A novel missense TUBB4B variant outside of the canonical hotspot is associated with cone-rod dystrophy and sensorineural hearing loss

Pathogenic variants in TUBB4B, which encodes the β-tubulin 4B isotype of microtubule subunits, have been associated with Leber congenital amaurosis with early-onset deafness (LCAEOD), an autosomal dominant condition characterized by early and severe loss of photoreceptor and cochlear cells. The majority of reported cases feature early disease onset and are caused by missense mutations in the R390/R391 hotspot.

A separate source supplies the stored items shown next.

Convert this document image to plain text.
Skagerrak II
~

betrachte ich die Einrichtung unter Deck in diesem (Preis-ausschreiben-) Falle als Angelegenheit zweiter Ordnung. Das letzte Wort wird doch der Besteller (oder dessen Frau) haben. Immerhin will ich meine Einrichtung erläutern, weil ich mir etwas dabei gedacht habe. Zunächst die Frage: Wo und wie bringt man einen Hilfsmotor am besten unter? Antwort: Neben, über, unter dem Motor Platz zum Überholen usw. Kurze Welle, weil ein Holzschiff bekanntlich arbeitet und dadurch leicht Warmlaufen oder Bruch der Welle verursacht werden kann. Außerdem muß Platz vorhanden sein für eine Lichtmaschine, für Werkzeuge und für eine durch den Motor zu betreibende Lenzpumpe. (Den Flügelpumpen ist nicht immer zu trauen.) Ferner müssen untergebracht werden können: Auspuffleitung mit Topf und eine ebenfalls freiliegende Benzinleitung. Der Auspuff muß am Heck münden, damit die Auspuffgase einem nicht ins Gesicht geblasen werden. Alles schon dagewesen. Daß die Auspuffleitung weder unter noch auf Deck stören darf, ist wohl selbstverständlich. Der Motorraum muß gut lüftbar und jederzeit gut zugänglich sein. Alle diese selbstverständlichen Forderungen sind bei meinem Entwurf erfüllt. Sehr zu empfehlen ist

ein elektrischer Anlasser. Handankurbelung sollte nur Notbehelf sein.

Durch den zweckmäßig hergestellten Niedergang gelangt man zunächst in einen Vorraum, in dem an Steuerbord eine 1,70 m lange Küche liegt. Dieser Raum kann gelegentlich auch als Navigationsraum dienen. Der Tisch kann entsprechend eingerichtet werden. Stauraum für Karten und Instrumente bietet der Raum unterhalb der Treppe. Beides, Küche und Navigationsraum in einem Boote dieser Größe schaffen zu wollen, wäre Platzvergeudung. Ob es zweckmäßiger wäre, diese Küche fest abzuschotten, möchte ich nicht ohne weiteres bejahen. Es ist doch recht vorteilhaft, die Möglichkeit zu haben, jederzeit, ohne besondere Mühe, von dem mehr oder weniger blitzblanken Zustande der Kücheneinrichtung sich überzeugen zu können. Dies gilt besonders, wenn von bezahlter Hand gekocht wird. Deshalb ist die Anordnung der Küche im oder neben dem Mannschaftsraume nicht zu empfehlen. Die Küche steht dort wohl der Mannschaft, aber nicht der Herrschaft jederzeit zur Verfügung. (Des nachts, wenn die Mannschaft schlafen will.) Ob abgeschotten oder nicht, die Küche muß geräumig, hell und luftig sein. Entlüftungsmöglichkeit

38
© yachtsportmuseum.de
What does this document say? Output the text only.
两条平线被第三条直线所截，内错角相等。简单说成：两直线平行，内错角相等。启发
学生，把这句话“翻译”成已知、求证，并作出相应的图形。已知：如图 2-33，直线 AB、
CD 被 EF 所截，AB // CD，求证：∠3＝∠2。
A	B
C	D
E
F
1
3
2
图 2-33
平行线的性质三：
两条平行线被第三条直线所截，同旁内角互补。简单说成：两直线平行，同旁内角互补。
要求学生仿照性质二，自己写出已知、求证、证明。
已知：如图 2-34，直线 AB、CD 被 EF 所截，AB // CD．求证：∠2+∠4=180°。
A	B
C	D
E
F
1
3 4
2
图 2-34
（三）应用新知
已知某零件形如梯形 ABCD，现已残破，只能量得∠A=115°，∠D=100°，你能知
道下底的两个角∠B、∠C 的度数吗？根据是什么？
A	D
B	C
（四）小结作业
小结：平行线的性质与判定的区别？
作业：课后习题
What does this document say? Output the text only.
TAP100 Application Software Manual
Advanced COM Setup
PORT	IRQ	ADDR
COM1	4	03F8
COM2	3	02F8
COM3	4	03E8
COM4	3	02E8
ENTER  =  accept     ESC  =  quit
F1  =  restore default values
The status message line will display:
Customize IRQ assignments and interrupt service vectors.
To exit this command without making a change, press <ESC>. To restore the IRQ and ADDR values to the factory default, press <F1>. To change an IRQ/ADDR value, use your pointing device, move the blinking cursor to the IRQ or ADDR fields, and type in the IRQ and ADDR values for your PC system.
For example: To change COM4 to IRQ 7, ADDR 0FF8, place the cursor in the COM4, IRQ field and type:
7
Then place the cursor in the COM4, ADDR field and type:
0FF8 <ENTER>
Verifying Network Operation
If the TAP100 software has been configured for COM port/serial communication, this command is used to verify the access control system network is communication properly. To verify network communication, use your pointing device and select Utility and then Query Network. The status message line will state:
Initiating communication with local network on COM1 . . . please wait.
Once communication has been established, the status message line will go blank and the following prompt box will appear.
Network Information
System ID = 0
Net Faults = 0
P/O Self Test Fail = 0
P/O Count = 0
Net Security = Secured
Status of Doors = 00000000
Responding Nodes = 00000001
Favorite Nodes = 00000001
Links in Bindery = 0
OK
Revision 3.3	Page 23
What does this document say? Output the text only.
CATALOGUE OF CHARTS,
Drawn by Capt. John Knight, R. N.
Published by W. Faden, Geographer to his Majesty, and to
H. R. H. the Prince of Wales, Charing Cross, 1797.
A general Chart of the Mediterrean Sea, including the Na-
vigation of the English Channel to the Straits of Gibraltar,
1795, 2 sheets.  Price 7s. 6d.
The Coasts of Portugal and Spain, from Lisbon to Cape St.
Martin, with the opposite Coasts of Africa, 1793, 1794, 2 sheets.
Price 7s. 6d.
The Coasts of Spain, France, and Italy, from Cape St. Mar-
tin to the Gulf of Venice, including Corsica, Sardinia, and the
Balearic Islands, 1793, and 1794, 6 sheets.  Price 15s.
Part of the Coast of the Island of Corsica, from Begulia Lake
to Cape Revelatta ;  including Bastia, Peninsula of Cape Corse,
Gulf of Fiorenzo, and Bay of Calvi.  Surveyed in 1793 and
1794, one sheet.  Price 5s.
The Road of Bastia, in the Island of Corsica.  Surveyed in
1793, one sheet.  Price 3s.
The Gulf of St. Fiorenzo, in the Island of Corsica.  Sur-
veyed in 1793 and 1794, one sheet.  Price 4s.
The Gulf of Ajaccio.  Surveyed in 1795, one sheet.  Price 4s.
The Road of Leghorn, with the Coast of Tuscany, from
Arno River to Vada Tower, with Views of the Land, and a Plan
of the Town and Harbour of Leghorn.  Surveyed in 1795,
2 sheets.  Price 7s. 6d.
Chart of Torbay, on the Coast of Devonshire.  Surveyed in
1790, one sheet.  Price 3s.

Multimodal evaluation included ultra-widefield pseudocolor and autofluorescence fundus photography, spectral-domain optical coherence tomography, full-field electroretinography, Goldmann kinetic perimetry, audiography, and genetic testing with next-generation sequencing. We report seven individuals from three unrelated families affected by cone-rod dystrophy and sensorineural hearing loss associated with a novel variant in TUBB4B (c.784C > T, p.R262W). Cone-rod dystrophy associated with this variant generally features a later age of onset compared to the Leber congenital amaurosis caused by variants in the canonical hotspot. This report expands the mutation spectrum and phenotypic range of TUBB4B-associated retinopathies beyond the R390/R391 hotspot and may offer insight into the pathogenesis of this rare tubulinopathy.